Friday 28 September 2007

Page Blocked: Social Network

If you work in a corporate environment and browse the web then there is a chance you have encountered a message saying: Page Blocked.

I admit guilt. I sometimes surf the web during work hours and have seen Content Blocked a few times. I never really thought twice about it. I even thought I was the only one annoyed by it. Up until recently… when from a cubicle a few meters from mine a voice shouted:



"What! They have blocked Facebook AND MyPage."


Shortly followed by;


"Don’t they @#% trust me, it’s not like I don't already spend most of my time working."



It appeared that my colleague had been robbed of his Social Networking Tools. And was pretty annoyed too.



Apparently not everyone can use Facebook after all.


My colleague was truly upset. He was now deprived of his (webbased) Social Networking Tools. With which he maintained and expanded his social network, while working all over the world and not only during office hours, as he himself mentioned so eloquently. Isn´t it strange for a company, which values Integrity, to monitor their employees behaviour. Shouldn´t a company evaluate employees by their performance instead of monitoring their behaviour?

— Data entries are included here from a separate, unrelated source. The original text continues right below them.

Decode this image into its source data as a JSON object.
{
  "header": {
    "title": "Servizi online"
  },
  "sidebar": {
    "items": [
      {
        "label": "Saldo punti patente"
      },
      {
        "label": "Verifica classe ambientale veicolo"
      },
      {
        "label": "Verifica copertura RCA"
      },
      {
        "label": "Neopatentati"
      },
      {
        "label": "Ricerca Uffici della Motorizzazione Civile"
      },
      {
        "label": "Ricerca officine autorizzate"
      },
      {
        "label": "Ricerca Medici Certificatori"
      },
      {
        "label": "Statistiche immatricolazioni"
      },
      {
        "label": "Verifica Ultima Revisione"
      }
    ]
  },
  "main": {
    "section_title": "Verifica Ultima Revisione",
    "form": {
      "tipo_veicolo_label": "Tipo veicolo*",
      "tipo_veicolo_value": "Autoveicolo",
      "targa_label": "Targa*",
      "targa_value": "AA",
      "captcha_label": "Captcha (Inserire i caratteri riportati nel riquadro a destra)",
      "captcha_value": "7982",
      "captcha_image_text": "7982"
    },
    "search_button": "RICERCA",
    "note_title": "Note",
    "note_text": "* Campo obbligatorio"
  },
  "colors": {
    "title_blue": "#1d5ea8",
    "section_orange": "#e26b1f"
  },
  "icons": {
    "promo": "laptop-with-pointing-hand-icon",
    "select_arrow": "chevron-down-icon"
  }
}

The event made me wonder. Why do companies block access to these Tools and to a lesser extent websites in general?



After browsing the web (at home!) I found lots of reasons that a company, who actively blocks content, provides. And funnily enough I also found a lot of information why other companies, for the same reasons, do not block content. I’ll present you with the two most common and likely most recognisable reasons why active blocking occurs. Additionally, I’ll present some facts that prove them wrong.

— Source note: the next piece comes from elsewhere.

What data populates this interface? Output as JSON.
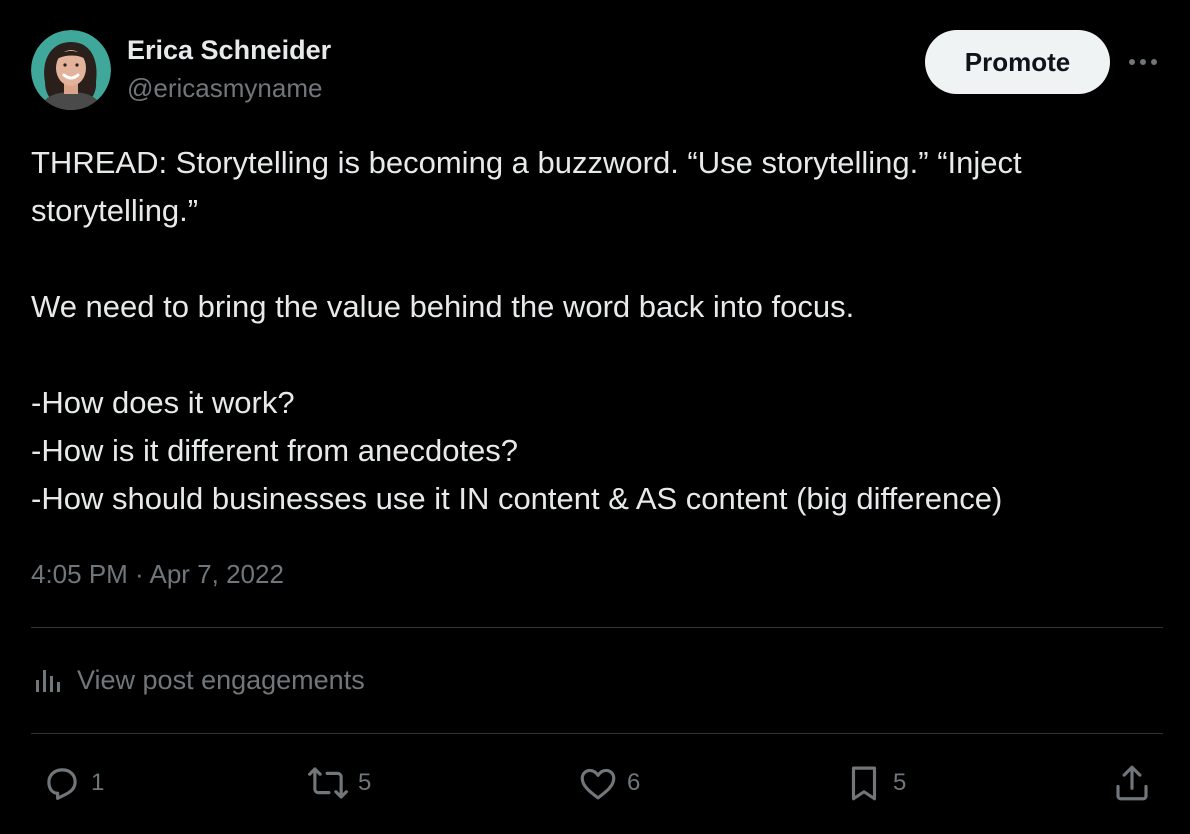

1. It reduces productivity of employees - Apparently, some companies forget their history lessons. When the email technology appeared it reduced the size of our world as we knew it and it is now an integral part of our corporate and private social life. Even tough in the early days companies objected to email when it was new, fearing that email made it too easy to inadvertently (or intentionally) leak proprietary information and cause a drop in productivity. Can you imagine work without email today? Would you be able to do the same amount of work without it.

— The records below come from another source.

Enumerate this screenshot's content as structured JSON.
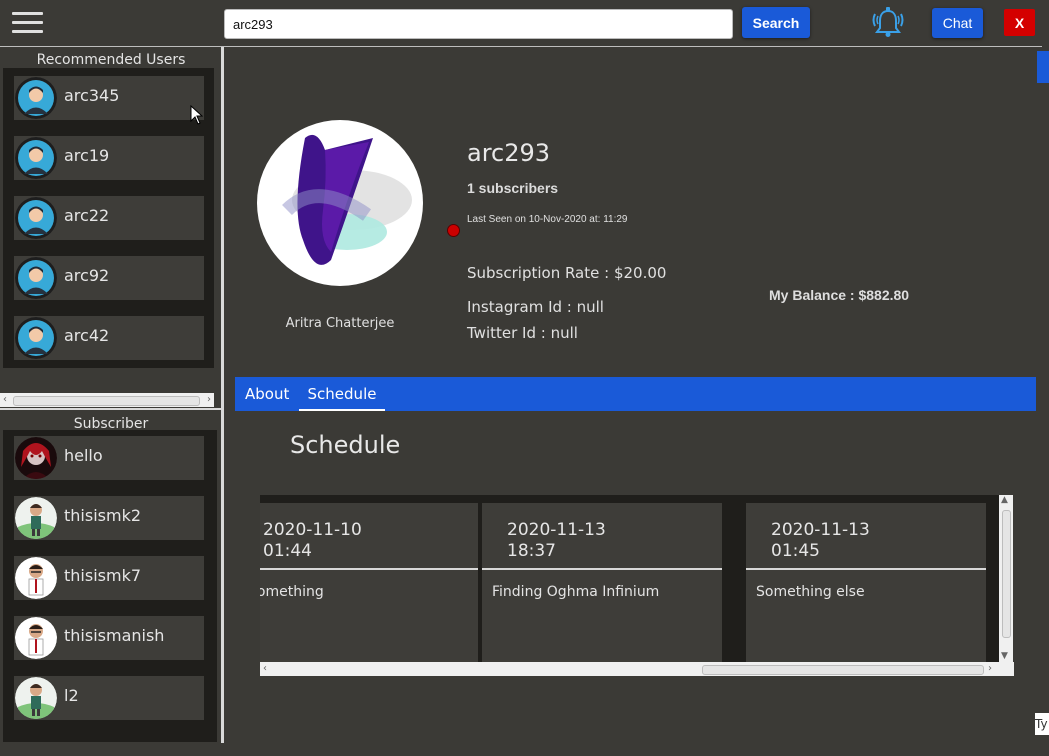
{
  "header": {
    "search_value": "arc293",
    "search_button": "Search",
    "chat_button": "Chat",
    "close_button": "X"
  },
  "sidebar": {
    "recommended_title": "Recommended Users",
    "recommended": [
      {
        "name": "arc345"
      },
      {
        "name": "arc19"
      },
      {
        "name": "arc22"
      },
      {
        "name": "arc92"
      },
      {
        "name": "arc42"
      }
    ],
    "subscriber_title": "Subscriber",
    "subscribers": [
      {
        "name": "hello"
      },
      {
        "name": "thisismk2"
      },
      {
        "name": "thisismk7"
      },
      {
        "name": "thisismanish"
      },
      {
        "name": "l2"
      }
    ]
  },
  "profile": {
    "username": "arc293",
    "full_name": "Aritra Chatterjee",
    "subscribers": "1 subscribers",
    "last_seen": "Last Seen on 10-Nov-2020 at: 11:29",
    "subscription_rate": "Subscription Rate : $20.00",
    "instagram": "Instagram Id : null",
    "twitter": "Twitter Id : null",
    "balance": "My Balance : $882.80",
    "status_color": "#cc0000"
  },
  "tabs": [
    {
      "label": "About",
      "active": false
    },
    {
      "label": "Schedule",
      "active": true
    }
  ],
  "schedule": {
    "heading": "Schedule",
    "cards": [
      {
        "date": "2020-11-10\n01:44",
        "desc": "Something"
      },
      {
        "date": "2020-11-13\n18:37",
        "desc": "Finding Oghma Infinium"
      },
      {
        "date": "2020-11-13\n01:45",
        "desc": "Something else"
      }
    ]
  },
  "corner_text": "Ty",
  "colors": {
    "accent": "#1a5ad8",
    "close": "#d40000",
    "background": "#3b3a36"
  }
}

2. It has no business value - Some companies already embrace new Networking technologies and use them to improve networking. Webbased Social Networking Tools are one of them. Other examples are Instant Messaging, Blogging (seen those quirky Corporate Blogs on hobbies and the latest best read?), Video conferencing, RSS feeds. The most extreme may well be Second Life, a MMORPG, were an impressive number of companies have embraced the opportunity to build their Network and gain a market advantage ($$$). All are examples of technologies which take advantage of new ways of communication and information transfer between social networks.
Link



Can it be that one company uses these new Networking Tools to their competitive advantage, while another ignores them. No, even worse, fights against them? Does it all boil down to one thing.



"Don’t they @#% trust me."



Or are there other reasons these companies choose to stay behind?